On trouve de tout dans la bibliographie de Trondheim. De petites plaquettes et de gros bouquins. Des séries ambitieuses et d'autres sans prétention. Des fictions et des autobiographies. Une constante, toutefois : le souci d'apporter quelque chose de neuf sans sombrer dans l'hermétisme. Avec six de ses pairs, l'artiste français a ainsi fondé la maison d'édition L'Association, en 1990, puis l'OuBaPo - l'Ouvroir de bande dessinée potentielle -, où la création se faisait avec des contraintes artistiques volontaires. C'est avec ses Formidables aventures de Lapinot (neuf tomes, Dargaud) que le grand public a pleinement découvert son travail. L'une des caractéristiques? Les mêmes personnages se retrouvent d'album en album, mais dans des contextes entièrement différents. Il y aura aussi l'imposante série Donjon (35 tomes, Delcourt) créée avec Joann Sfar, se développant simultanément à trois époques distinctes et mettant à contribution une foule de collaborateurs. S'ajoutent encore le Roi Catastrophe avec Fabrice Parme, Les Cosmonautes du futur avec Larcenet ou Les Petits riens, notamment. Comme l'artiste préfère écrire à jaser, il nous a accordé une entrevue par courriel.
Q Vous avez récemment touché au monument qu'est Spirou pour la série Une aventure de Spirou par..., chez Dupuis. Comment avez-vous abordé ce travail, qu'on pourra découvrir bientôt?
R Sans me poser trop de questions. Je me suis dit qu'il fallait que je m'amuse. Comme ça, même si ça ne plaît pas au lecteur, ça m'aura plu de le faire. Alors que si je m'étais forcé à faire quelque chose contre mon gré et que les lecteurs n'aiment pas non plus, ça aurait été un cauchemar. [...] Il n'y a pas beaucoup [de séries] comme ça sur le Vieux Continent. Généralement, il faut dessiner comme le créateur du héros, sinon ça ne marche pas (Blake et Mortimer, Lucky Luke...).

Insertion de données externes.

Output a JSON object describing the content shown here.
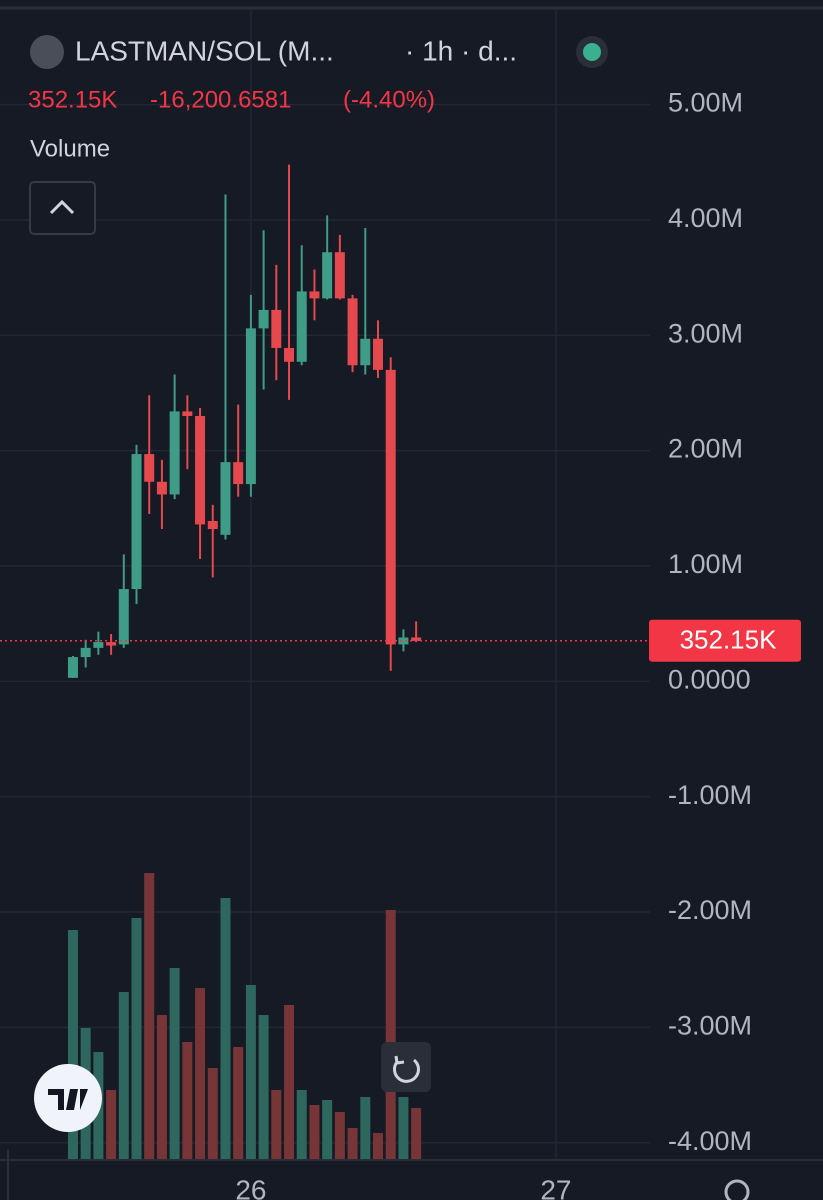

Q Il y a un important volet autobiographique à votre travail. Est-ce que votre oeuvre est aussi une façon de mieux vous connaître et de sauver des frais de psy?
R Non seulement de les sauver, mais de gagner des sous. La plupart du temps, j'improvise, et je fais confiance à mon inconscient pour qu'il y ait quelque chose d'intéressant qui sorte de tout ça. Comme ça, mes démons intérieurs sont rassasiés et je dors comme un bébé.
Q Vous avez fait des séries pour les plus jeunes à une époque où c'était à peu près inexistant (Monstrueux..., Petit père Noël, etc.). Est-ce en devenant père que vous avez réalisé qu'il n'y avait pas de BD pour ce public?
R J'avais surtout l'impression qu'on laissait tomber le côté «tout public». Soit il y avait des BD pour adultes, soit pour enfants, mais en prenant les enfants pour des idiots. Et la BD transgénérationnelle existe de moins en moins. Mon but était donc d'être lisible et d'être intéressant par un enfant comme par un adulte, avec plusieurs niveaux de lecture.
Q Votre bibliographie continue de grossir à un rythme soutenu. Êtes-vous tiraillé par la crainte des redites et le souci de vous renouveler?
R Je sais qu'un jour, j'arrêterai. J'espère juste que je serai rapidement assez perspicace pour voir quand je deviendrai très mauvais et radoteur afin d'éviter d'affliger le public avec des niaiseries.
Q Est-ce que vos maintes collaborations sont un moyen de vous sortir de vos zones de confort?
R Absolument. D'une part, je m'enrichis des capacités des autres, et je ne cède pas à des facilités, des ficelles et des tics parce que je sais que j'ai un interlocuteur. Tout seul, dans son coin, on a plutôt des facilités à moins se relire.
Q Avec son film Gainsbourg (vie héroïque), votre collègue Joann Sfar a fait son entrée de belle façon dans le septième art. Est-ce quelque chose qui pourrait vous intéresser?
R Je suis ravi de faire de la bande dessinée. C'est le milieu créatif et narratif le plus libre que je connaisse. Il suffit d'une feuille et d'un crayon et c'est parti! Pas besoin de faire de consensus avec des producteurs, des réalisateurs, des acteurs ou que sais-je... Certes, c'est moins glamour, moins sexy, moins médiatique, mais tant mieux. on nous fiche la paix quand on va acheter nos yogourts au supermarché.